On Mon, May 7, 2018 at 7:14 PM, Richard Monson-Haefel <rmonson@xxxxxxxxxxxxx> wrote:

So then the first question is perhaps; who wants profiles and benefits from it? Is a profile intended for vendors or for users?

Both.  You want the users to have options but still have a standardized platform.  You want vendors to be able to enter into the market and provide users with options.

I understand what you mean, but I see things somewhat differently.

Users can have all the options they want starting from a full or web profile server, using the aforementioned pruning tool. That way they also start out with a fully standard platform, and then tailor it to their specific needs.

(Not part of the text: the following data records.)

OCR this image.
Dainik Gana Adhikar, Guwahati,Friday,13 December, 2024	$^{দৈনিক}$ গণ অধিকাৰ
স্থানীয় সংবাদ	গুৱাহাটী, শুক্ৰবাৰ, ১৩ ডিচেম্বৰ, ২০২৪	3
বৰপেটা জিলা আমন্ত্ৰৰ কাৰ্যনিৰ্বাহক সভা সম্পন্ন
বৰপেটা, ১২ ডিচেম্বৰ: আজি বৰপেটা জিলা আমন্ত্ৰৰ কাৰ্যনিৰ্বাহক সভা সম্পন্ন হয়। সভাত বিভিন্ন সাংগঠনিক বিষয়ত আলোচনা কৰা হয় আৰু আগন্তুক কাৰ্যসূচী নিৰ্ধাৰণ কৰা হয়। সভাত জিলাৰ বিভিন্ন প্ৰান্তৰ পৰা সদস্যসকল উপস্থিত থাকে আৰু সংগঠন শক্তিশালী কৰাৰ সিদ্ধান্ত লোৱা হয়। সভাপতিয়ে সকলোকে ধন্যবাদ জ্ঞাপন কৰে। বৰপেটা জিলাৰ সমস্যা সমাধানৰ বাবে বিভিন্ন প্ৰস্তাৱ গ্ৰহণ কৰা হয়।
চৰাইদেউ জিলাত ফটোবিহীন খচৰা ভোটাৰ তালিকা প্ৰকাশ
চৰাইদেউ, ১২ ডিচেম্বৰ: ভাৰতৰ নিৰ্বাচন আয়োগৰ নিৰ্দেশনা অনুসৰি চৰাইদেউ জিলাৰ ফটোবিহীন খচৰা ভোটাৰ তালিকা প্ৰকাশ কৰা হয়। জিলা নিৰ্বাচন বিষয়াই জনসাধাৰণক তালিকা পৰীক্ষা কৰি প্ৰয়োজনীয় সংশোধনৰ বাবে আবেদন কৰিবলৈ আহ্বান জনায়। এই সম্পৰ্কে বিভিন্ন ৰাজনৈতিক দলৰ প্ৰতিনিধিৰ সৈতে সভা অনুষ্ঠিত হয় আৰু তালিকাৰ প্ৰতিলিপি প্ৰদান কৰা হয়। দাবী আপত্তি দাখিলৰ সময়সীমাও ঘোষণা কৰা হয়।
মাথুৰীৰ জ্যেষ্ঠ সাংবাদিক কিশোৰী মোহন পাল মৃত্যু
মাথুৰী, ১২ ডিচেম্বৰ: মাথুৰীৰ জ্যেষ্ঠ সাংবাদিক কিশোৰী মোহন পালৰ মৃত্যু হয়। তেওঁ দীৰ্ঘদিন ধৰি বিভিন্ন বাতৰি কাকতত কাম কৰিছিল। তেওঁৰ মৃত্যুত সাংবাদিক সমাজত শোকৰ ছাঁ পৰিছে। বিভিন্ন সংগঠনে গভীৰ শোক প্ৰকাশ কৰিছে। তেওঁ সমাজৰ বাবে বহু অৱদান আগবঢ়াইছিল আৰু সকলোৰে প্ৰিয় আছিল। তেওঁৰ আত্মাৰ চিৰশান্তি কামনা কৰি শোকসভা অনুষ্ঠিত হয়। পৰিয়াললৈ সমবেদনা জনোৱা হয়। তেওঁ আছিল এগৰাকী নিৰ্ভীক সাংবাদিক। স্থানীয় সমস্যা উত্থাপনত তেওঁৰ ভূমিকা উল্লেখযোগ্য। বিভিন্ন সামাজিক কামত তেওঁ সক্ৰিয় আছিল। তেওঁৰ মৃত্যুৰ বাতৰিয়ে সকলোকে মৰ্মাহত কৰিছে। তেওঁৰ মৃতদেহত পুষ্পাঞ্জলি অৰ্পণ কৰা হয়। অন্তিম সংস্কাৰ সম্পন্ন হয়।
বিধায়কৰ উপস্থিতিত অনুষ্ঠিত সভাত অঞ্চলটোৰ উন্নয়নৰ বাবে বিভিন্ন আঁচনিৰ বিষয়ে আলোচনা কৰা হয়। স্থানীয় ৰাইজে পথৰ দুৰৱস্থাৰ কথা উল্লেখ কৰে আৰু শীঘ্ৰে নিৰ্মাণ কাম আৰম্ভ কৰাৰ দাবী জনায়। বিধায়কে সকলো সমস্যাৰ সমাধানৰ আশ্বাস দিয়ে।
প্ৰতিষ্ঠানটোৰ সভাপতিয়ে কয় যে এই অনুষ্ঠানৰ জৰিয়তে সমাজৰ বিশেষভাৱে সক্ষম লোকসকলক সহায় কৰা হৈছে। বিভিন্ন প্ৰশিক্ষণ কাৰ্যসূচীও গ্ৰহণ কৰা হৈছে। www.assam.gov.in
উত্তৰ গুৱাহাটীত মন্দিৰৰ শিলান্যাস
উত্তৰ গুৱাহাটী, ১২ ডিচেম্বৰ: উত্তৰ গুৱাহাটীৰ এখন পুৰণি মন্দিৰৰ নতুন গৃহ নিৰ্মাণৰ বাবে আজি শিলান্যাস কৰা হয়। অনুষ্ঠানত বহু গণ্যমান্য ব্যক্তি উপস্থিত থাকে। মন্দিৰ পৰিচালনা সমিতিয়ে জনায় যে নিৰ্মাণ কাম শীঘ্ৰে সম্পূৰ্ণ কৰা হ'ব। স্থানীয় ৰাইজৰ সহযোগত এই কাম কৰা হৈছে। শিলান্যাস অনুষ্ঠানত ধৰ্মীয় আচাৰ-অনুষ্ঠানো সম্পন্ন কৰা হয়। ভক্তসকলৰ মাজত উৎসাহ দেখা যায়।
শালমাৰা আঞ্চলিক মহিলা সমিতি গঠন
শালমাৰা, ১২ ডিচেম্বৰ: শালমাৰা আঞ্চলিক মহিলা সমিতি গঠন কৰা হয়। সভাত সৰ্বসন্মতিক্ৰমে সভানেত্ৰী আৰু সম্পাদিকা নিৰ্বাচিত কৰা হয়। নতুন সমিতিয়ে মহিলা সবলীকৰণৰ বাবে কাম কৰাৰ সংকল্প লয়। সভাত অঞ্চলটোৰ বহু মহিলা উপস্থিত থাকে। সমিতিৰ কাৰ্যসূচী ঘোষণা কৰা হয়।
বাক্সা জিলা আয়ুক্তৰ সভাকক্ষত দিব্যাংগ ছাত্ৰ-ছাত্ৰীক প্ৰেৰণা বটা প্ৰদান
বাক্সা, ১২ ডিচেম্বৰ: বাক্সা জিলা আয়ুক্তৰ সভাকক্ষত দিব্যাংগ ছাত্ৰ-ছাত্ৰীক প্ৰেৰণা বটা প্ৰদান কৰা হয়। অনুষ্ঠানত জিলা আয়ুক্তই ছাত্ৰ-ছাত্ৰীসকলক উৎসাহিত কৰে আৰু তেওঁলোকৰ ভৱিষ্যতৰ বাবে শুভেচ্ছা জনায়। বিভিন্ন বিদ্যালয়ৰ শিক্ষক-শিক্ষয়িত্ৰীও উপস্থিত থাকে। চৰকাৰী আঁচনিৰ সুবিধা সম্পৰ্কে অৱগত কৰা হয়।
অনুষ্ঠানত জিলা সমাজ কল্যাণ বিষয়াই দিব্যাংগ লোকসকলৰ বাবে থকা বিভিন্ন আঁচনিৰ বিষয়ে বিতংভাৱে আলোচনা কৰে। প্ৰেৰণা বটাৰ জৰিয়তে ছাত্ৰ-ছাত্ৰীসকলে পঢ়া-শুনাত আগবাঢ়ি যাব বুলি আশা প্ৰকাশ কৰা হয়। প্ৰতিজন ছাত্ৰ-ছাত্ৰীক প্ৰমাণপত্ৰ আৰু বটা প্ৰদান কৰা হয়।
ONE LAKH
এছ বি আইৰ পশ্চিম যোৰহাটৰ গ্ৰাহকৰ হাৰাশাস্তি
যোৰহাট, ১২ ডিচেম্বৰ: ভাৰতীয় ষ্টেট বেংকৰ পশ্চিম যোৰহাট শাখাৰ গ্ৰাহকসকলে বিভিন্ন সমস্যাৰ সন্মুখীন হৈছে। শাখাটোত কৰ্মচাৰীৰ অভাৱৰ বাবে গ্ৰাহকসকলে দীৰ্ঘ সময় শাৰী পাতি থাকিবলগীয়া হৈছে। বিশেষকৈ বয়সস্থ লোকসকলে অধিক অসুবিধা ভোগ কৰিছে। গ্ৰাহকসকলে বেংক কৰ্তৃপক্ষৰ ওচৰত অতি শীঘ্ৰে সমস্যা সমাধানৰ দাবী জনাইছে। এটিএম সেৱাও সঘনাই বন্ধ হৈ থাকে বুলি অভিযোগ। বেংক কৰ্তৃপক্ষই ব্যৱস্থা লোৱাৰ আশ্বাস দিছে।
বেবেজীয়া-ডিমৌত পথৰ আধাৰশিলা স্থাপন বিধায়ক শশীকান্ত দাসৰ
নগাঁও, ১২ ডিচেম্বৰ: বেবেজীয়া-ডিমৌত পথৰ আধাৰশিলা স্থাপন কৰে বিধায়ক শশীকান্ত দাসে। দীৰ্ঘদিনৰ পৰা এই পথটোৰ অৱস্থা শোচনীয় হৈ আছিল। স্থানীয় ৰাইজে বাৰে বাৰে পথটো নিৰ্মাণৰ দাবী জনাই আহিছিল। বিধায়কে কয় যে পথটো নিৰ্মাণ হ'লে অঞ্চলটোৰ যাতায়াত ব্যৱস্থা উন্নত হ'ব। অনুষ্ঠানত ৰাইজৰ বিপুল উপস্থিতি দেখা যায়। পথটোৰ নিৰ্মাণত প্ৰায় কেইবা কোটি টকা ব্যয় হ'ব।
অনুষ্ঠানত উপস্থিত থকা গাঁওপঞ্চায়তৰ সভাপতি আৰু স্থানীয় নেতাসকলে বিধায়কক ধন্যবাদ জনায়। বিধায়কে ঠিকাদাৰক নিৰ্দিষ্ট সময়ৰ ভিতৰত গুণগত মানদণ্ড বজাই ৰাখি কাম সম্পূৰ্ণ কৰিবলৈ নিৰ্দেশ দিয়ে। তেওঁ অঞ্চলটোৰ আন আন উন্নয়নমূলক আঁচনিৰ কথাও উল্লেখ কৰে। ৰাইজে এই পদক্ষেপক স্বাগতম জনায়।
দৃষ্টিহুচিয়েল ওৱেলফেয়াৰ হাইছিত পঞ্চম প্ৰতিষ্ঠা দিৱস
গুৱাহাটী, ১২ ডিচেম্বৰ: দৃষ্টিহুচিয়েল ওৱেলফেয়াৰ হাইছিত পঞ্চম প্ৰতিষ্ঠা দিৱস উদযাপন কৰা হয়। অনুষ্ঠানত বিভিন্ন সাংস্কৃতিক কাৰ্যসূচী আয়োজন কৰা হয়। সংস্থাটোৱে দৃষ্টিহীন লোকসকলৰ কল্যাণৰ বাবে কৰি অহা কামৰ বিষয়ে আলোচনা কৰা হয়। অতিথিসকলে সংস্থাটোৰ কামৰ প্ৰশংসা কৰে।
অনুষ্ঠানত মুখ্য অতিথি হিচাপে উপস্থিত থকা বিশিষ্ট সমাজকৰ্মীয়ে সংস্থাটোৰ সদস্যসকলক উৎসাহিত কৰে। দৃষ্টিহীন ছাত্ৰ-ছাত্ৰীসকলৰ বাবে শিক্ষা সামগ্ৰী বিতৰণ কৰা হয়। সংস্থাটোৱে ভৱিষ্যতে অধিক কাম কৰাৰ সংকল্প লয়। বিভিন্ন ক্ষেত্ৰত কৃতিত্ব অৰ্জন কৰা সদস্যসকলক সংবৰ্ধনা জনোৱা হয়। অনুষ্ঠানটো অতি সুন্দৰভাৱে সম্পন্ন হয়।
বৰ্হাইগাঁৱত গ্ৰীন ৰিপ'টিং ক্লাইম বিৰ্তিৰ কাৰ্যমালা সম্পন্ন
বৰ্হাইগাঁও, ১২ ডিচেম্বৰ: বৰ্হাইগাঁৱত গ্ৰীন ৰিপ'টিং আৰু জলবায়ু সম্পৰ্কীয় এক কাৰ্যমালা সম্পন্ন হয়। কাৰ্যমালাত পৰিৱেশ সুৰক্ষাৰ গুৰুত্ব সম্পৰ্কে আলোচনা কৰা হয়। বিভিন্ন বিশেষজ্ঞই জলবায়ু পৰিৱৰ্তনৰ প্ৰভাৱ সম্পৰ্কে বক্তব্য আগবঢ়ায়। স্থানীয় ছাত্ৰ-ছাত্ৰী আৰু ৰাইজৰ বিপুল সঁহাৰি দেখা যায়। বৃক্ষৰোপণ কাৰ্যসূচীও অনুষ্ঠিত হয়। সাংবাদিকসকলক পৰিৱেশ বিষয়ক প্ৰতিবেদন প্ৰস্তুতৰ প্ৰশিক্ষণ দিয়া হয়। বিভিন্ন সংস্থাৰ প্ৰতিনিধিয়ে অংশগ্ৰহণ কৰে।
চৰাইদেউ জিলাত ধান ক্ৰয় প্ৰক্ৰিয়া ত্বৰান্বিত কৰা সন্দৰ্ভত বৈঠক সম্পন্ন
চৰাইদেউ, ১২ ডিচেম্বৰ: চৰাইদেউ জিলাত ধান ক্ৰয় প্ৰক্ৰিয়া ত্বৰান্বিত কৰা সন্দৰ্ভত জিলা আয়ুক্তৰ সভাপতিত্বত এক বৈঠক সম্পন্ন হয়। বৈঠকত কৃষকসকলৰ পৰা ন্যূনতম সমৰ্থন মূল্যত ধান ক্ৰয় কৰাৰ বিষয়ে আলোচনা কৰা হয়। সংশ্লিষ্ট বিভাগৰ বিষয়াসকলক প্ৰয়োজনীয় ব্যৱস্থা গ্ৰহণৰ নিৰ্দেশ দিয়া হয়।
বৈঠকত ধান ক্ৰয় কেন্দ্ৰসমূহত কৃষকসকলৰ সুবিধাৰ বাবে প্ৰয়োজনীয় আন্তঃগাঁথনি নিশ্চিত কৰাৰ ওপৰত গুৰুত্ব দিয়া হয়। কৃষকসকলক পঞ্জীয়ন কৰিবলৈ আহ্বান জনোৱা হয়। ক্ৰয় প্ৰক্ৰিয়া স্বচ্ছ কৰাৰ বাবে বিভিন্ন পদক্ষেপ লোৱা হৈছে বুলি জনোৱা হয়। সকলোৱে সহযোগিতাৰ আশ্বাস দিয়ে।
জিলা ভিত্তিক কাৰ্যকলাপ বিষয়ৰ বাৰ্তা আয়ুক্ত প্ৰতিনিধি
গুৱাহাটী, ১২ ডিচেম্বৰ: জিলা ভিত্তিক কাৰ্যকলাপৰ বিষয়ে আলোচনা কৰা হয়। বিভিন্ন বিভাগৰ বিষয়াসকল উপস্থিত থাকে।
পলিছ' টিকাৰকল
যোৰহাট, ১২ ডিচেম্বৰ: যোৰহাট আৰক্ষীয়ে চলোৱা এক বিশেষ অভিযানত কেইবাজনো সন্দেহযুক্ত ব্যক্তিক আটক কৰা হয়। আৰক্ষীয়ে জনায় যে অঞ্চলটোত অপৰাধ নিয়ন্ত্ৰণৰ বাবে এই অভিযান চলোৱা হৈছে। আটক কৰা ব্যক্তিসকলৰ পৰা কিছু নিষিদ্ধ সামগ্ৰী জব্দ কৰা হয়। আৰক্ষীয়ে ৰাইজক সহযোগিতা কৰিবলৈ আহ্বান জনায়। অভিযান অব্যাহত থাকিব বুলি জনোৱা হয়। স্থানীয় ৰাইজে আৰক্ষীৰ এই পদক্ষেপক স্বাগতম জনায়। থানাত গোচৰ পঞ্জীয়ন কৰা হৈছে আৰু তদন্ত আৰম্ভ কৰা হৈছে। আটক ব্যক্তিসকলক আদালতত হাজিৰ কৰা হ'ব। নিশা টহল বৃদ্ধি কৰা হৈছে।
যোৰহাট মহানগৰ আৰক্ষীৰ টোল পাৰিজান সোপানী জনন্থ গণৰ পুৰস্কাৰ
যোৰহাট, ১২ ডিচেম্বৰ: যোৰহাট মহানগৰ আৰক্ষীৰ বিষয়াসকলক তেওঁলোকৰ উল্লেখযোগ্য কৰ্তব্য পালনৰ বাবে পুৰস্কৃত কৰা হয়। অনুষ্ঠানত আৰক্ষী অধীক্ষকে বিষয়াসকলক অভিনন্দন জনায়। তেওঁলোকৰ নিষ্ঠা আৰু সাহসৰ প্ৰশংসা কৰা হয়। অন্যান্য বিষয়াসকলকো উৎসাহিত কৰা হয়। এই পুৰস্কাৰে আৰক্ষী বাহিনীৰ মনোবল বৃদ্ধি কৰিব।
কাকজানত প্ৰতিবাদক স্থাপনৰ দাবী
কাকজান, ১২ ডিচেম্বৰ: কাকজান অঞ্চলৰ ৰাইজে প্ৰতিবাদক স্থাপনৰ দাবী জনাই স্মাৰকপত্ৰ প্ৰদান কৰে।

Vendors can already enter the market with the current profiles. What does a new profile allow them that they can't do today?

Say we have a new profile consisting of CDI, JPA, and JTA. Call it the "persistence profile". 

If a small vendor wants to enter this market, will they implement CDI, JPA and JTA themselves? Given the maturity and complexity of these specs I think it's much more likely that they will just bundle Weld or OWB, Hibernate or EclipseLink, and Narayana or JoTM.

If a vendor only wants to implement a single component/API, e.g. CDI, they can do so today, can't they? And then just certify for CDI only.

 
I believe that Glassfish and IBM fully implement Java EE 8 but no one would be required to implement the full profile.

They provide the full platform, but don't implement it fully themselves.

GlassFish for instance bundles Weld (CDI), and Hibernate Validator (Bean Validation).

IBM bundles MyFaces (JSF), OWB (Weld), EclipseLink (JPA), BVal (Bean Validation), etc.

 
That’s the whole point of having sub-profiles. 

That's more the definition of a sub-profile, not necessarily the point of it ;) 

 
I'm not sure if a bloated product line-up with a dozen profiles really makes things easier for users.

It’s not boated, it simple the largest profile from which the sub-profiles are derived.

Just to be sure, I didn't mean the full profile is bloated, but that having a plethora of different profiles makes for a bloated product line-up.

I was just remembered today about the many models that Apple had in its line-up before Steve Jobs returned. One of the first things Steve Jobs did was to slash all those barely different models (essentially, "profiles" of a base Mac model), and simplify things by having a small product line-up.